What is the nature of Economics?
Economics is a social science, which investigates what, how, why, and for whom goods and services are produced. As discussed in O level tutorials, The basic economic problem is that there are infinite(unlimited) wants but finite (limited) resources with which to satisfy them. Economics is meant to help us to choose between the competing demands placed on the limited resources that we have. Increasingly, economists are becoming more aware of the need to use renewable resources, such as wind and solar power instead of oil and gas for electricity generation. Following the Bruntland Report of 1987, economists are also increasingly aware of the role of sustainability. This means that we need to consider the needs of future generations as well as our own generation when we make our decisions regarding the use of resources.
Production possibility frontiers
Production possibility frontiers, or PPFs, help us to analyse the trade-offs that we must make as a result of the basic economic problem. They show the possible maximum combination of goods/ services that can be produced using the resources that we have available.
PPFs demonstrate the concept of opportunity cost — the cost of the next best alternative foregone. In the diagram above, the production of three more cows incurs an opportunity cost of four tonnes of wheat, ie we have had to give up wheat production in order to produce more cows because of our limited resources.
PPFs can also be used to demonstrate the concept of efficiency. Any point on the PPF is a
productively efficient point — we are using the factors of production (resources, including land, labour, capital and enterprise) we have to their maximum potential. Any point inside the PPF is inefficient — some of the factors of production are unemployed or underemployed.
Economic growth (an increase in the productive potential of the country) can be shown by an outwards shift in the PPF. Such a shift can be caused by an increase in the quantity or quality of the factors of production (eg, better educated labour, hi-tech capital, a new oil field discovery etc). Very occasionally, the PPF shifts inwards.
Another way in which economic growth can occur is via specialisation, or division of labour.
Adam Smith wrote about the division of labour in Wealth of Nations back in the 18th century. He said that by splitting the production of a good into a number of different tasks, and allocating each task to a different worker, then more could be produced as workers developed greater skill in performing their particular task with the use of specialist tools designed for just that task, thus leading to less wastage of materials and less time spent on their task. However, when this method was put into in the early 20th century, for example, with Henry Ford’s Model T production line, workers became so bored that they had to be paid high wages as compensation for the monotony of their work.
There are a number of approaches to organising an economy.
Free market economy: an economic system where all resources are allocated through the market forces of demand and supply, with no intervention by the government.
Command, or centrally planned economy: an economic system where all resources are allocated by the government, with no markets (eg ex-Soviet bloc, North Korea).
Mixed economy: an economic system where resources are partly allocated by the market and partly by the government (eg, most economies today).

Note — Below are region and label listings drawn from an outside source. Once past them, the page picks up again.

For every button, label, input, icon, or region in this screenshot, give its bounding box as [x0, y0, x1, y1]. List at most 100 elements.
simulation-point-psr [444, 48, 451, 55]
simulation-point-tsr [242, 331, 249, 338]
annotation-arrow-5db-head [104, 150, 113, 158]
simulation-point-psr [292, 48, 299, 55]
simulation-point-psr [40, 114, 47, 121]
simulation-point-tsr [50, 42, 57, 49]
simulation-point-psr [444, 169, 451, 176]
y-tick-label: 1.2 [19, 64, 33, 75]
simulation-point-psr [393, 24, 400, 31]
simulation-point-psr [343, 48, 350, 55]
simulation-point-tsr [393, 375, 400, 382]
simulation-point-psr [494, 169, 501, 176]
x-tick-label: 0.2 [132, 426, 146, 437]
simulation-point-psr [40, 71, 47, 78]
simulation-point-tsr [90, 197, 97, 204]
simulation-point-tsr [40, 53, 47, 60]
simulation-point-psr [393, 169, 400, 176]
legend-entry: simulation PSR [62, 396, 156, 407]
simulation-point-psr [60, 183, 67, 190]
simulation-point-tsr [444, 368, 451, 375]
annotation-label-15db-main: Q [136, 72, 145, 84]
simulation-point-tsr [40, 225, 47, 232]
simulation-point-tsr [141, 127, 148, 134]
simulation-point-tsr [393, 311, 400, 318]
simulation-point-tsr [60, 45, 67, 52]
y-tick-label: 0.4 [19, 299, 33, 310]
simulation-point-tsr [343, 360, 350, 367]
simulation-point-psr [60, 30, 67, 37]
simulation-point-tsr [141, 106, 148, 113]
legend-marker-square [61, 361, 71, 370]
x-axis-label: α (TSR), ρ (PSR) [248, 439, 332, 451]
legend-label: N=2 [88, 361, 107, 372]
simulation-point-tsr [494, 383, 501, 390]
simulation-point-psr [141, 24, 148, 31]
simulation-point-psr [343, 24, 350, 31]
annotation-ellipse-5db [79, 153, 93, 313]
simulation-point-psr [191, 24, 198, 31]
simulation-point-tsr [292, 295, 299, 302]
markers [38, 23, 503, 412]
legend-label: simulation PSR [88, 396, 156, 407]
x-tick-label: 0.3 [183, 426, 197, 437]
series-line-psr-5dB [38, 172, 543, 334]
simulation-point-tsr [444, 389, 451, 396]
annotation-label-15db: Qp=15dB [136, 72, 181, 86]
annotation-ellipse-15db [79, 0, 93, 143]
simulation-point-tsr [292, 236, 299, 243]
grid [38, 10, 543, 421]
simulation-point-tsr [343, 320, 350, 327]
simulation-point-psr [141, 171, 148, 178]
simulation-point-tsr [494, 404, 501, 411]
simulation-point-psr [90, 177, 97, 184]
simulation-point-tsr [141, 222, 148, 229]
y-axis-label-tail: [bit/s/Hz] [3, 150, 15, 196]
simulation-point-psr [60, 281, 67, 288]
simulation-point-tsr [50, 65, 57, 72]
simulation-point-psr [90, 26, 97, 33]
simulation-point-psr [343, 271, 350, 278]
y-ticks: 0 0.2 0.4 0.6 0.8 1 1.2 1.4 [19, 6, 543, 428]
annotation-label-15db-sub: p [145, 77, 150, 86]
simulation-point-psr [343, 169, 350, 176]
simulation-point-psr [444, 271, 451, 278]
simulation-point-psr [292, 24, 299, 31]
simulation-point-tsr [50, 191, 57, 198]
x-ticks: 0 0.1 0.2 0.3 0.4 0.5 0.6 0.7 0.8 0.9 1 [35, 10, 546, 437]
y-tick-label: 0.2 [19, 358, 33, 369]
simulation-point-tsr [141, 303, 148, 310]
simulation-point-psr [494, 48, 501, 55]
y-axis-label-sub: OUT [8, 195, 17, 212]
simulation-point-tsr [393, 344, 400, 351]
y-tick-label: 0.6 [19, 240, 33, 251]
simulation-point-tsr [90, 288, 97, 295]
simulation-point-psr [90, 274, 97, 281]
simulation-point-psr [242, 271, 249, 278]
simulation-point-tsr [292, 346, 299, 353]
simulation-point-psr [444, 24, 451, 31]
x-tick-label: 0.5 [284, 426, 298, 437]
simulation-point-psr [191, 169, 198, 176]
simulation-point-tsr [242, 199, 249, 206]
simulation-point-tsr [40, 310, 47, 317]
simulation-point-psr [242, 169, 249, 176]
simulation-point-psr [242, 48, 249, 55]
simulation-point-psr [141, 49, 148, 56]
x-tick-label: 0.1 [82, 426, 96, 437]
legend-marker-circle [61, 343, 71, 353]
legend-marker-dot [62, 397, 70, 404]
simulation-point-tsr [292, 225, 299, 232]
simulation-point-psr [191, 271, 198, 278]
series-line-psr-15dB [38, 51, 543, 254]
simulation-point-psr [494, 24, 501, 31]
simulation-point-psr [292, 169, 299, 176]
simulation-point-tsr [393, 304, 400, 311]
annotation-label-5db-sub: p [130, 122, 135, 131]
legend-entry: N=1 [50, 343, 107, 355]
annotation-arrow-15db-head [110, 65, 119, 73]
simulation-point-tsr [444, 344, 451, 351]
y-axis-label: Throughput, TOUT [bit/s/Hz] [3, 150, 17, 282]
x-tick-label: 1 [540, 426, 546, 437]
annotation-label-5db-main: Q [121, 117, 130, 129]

From the point of view of efficiency, most economists would argue that free markets are the most efficient, in terms of using their resources in the best possible way to meet the needs and wants of consumers. However, when equity is considered, most economists would also argue that free markets lead to an unequal distribution of income and wealth, since owners of capital and entrepreneurs tend to accumulate the most income/wealth, and many people, such as the sick or elderly, are unable to work. As a result, most economies today are mixed economies, where markets allocate many resources, but governments intervene to different extents in order to ensure a minimum standard of living. They do this by raising revenue through taxes, and redistributing in the form of benefits and direct provision of services such as healthcare.
What is the difference between positive and normative economics?
Positive economics is objective and fact based, while normative economics is subjective and value based. Positive economic statements do not have to be correct, but they must be able to be tested and proved or disproved. Normative economic statements are opinion based, so they cannot be proved or disproved.
For example, the statement, “government should provide basic healthcare to all citizens” is a normative economic statement. There is no way to prove whether government “should” provide healthcare; this statement is based on opinions about the role of government in individuals’ lives, the importance of healthcare and who should pay for it.
The statement, “government-provided healthcare increases public expenditures” is a positive economic statement, because it can be proved or disproved by examining healthcare spending data in countries like Canada and Britain where the government provides healthcare.
The extent to which governments are involved in the economy is a normative issue, ie a matter of opinion, requiring a value judgment. Economic analysis tends to be more concerned with positive issues, ie statements of fact that can be tested against real-world evidence. For example, the USA has a predominantly private healthcare system, where people have to pay directly for their treatment, whereas the UK has a predominantly publicly-provided healthcare system (the NHS). To say that the UK’s approach is ‘fairer’ is essentially a matter of opinion, ie a normative issue. To say that the amount spent per head on healthcare in the UK is less than that in the US is a positive issue.